The next day, Deace lit into Huckabee, but not without some serious self-promotion where he attempted to take all of the credit for Huckabee’s 2008 win in the Iowa caucuses. Was Deace helpful to Huckabee in 2008? Of course. Was his over-the-top endorsement influential? Certainly. Especially since, at the time, he commanded the microphone of the state’s most listened-to talk radio station.
So if Deace was powerful enough to practically raise Huckabee from the dead, why has he not been able to produce similar results when his good buddy Bob Vander Plaats ran for governor, or when he was supporting his 2012 presidential candidate of choice, Newt Gingrich? The truth is that Huckabee’s charm and personality won people over in 2008. The exposure on WHO Radio helped, but there was a heck of a lot more involved in Huckabee’s rise in Iowa than Steve Deace.

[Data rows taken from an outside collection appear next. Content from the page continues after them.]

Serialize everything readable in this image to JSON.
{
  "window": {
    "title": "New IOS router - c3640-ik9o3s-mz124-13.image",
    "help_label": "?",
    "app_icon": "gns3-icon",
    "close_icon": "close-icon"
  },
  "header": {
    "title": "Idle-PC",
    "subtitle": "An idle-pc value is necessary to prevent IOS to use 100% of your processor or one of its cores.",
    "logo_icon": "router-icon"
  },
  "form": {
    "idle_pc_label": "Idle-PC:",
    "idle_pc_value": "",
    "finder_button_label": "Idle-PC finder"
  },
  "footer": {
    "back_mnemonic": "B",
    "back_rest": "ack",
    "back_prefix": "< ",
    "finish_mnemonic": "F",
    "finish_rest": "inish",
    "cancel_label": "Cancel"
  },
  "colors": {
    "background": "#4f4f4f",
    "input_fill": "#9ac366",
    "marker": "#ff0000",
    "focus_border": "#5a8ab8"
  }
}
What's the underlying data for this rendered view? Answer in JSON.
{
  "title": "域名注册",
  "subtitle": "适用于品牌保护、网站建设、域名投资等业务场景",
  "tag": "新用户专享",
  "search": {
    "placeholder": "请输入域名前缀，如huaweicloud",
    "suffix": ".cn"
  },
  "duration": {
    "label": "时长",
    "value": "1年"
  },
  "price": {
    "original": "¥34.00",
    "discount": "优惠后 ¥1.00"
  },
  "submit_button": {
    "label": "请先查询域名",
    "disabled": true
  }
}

What’s more humorous than Deace taking all the credit for Huckabee’s 2008 victory in the Iowa Caucuses is his sudden hatred of Donald Trump. Sudden is a relative term, but let’s be honest, Deace’s hatred of Trump elevated substantially once the race essentially came down to Trump and Cruz.

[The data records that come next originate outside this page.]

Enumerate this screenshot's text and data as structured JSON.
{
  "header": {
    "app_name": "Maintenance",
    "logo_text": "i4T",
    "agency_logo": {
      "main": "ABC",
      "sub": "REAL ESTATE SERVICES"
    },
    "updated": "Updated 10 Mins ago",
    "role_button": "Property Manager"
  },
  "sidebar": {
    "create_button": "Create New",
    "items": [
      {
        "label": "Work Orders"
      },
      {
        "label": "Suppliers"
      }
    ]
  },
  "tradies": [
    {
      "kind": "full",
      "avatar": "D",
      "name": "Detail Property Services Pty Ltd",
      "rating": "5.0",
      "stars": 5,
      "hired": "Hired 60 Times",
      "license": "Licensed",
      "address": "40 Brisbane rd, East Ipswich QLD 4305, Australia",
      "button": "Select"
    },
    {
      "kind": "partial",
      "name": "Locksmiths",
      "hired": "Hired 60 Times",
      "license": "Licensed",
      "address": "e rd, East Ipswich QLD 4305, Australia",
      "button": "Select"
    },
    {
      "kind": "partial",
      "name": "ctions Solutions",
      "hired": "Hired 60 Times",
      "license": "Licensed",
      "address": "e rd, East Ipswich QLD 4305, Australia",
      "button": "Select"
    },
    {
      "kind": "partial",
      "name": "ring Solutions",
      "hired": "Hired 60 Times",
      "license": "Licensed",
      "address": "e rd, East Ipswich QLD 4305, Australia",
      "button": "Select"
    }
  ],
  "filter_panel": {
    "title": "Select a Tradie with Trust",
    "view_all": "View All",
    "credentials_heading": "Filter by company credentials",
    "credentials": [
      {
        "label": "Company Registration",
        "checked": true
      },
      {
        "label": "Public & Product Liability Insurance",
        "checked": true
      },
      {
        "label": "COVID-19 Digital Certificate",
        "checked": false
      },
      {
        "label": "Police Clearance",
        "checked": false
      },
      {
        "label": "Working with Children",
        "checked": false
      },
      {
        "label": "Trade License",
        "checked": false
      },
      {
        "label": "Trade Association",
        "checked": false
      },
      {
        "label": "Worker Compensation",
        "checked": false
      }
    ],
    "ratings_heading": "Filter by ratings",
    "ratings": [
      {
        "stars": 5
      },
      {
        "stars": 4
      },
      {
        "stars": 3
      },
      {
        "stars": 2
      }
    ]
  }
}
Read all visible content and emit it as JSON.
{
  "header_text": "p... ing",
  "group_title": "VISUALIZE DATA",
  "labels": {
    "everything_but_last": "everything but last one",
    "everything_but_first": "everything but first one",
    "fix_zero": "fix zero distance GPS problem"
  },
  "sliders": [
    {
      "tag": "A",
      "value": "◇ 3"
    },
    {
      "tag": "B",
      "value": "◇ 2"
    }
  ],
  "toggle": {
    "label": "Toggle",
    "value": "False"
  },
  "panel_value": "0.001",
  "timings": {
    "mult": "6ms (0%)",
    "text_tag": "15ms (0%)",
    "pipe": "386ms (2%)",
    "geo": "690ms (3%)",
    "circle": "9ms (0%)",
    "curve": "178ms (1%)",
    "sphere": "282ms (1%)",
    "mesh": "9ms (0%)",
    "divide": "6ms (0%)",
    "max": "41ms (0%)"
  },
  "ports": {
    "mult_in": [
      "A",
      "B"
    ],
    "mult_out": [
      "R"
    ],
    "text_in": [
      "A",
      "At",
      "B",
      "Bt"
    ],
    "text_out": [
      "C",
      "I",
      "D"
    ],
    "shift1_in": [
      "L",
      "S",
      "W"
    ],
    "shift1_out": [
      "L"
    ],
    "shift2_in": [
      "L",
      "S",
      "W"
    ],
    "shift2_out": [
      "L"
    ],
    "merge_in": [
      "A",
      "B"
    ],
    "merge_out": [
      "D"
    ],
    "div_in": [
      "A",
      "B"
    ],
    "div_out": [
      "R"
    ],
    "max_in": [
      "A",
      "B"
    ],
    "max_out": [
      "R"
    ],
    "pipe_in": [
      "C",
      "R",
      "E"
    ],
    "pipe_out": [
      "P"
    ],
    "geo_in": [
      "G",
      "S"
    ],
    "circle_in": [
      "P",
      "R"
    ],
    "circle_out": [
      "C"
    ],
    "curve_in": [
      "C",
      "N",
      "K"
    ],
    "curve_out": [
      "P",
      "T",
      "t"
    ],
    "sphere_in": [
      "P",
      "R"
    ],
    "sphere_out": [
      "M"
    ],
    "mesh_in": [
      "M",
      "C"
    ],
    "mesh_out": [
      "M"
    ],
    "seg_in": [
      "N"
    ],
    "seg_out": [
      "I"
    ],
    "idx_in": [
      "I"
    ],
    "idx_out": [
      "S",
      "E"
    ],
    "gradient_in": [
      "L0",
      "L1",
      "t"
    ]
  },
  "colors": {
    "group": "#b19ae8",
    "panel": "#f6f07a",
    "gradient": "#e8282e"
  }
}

Just like the candidate he endorsed, Deace spent the summer enjoying what Trump was doing to the GOP establishment. On August 6th, just a couple weeks before he would formally endorse Cruz, Deace wrote, “The new attacks on Trump — he’s not really a Republican at all. From the same people who constantly tell us we need a ‘big tent’ of course.”

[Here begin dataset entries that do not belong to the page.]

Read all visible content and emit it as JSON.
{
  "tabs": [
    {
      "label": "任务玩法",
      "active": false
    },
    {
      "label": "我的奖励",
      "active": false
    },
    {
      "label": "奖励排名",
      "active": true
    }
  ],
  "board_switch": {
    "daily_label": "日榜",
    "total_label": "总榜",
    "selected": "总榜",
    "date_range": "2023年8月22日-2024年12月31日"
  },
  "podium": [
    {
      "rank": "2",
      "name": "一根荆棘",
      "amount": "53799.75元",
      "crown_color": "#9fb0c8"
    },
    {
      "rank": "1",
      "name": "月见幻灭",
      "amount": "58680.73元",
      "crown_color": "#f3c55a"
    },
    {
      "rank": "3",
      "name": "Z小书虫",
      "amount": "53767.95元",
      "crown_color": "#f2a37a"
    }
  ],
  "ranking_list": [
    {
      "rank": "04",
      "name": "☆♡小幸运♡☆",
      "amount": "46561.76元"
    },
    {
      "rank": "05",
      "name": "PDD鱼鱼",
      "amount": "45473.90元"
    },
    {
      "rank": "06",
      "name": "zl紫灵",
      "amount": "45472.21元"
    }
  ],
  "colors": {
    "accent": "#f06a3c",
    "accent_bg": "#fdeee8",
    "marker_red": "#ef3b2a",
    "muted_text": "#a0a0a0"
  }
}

Deace went on to add, “I can’t get enough of him face-palming these GOP liars, bed-wetters and thumb-suckers. Watching him run roughshod over this party that has lied to, betrayed, and failed us so many times is the most fun I’ve had in politics since kicking the teeth in of some state Supreme Court justices.”
And even though Donald Trump has been on both sides of a number of issues throughout the campaign and insulted dozens of people along the way, it’s not like Trump is being any different than he’s been for his entire adult life. It’s not like all of a sudden people are just starting to realize that he is a megalomaniac.
So it’s kind of ironic when people like Steve Deace warn us all that he’s going to “troll like a mother” on everyone who supports Trump when not all that long ago he was asking Trump for interviews, posing for pictures, and oh lets not forget, asking Trump to endorse one of his books.
Deace obviously asked Trump to endorse his book, “Rules for Patriots, How Conservatives Can Win Again.” Trump wrote, “If you want to be able to say ‘you’re fired’ to the people plunging this great country of ours down the drain, this book is for you. Steve Deace is one of the rising stars in conservative media, and he’s able to tackle serious subject matter in a winsome way that’s so easy to understand, even a Washington, D.C. politician can get it.”
Now, Deace isn’t the only one who’s suddenly fed up with Trump. Iowa Congressman Steve King also fits that description. Last week, he told reporters that Trump would have to, “earn” the support of conservative Republicans.
King told Fox News Latino, “I’m not compelled to unconditionally endorse Donald Trump right now,” King said. “It’s up to Donald Trump to start the process of uniting the party now. The healing of this party cannot be done by anyone except Donald Trump.”
King felt differently in 2014 when Trump flew to Iowa to headline a fundraiser for his re-election campaign. It was a nice fall event, a little cold, but nothing like the cold shoulder Trump is getting now from some Iowa conservatives.
The real irony is all of this is that, had these Iowa conservatives used their access and influence to truly vet Donald Trump in the years leading up to the 2016 presidential race, things may have been different. Sure, Trump’s candidacy is unique, but had people actually taken him seriously from the time he started visiting Iowa, perhaps we wouldn’t be where we are now. Who knows.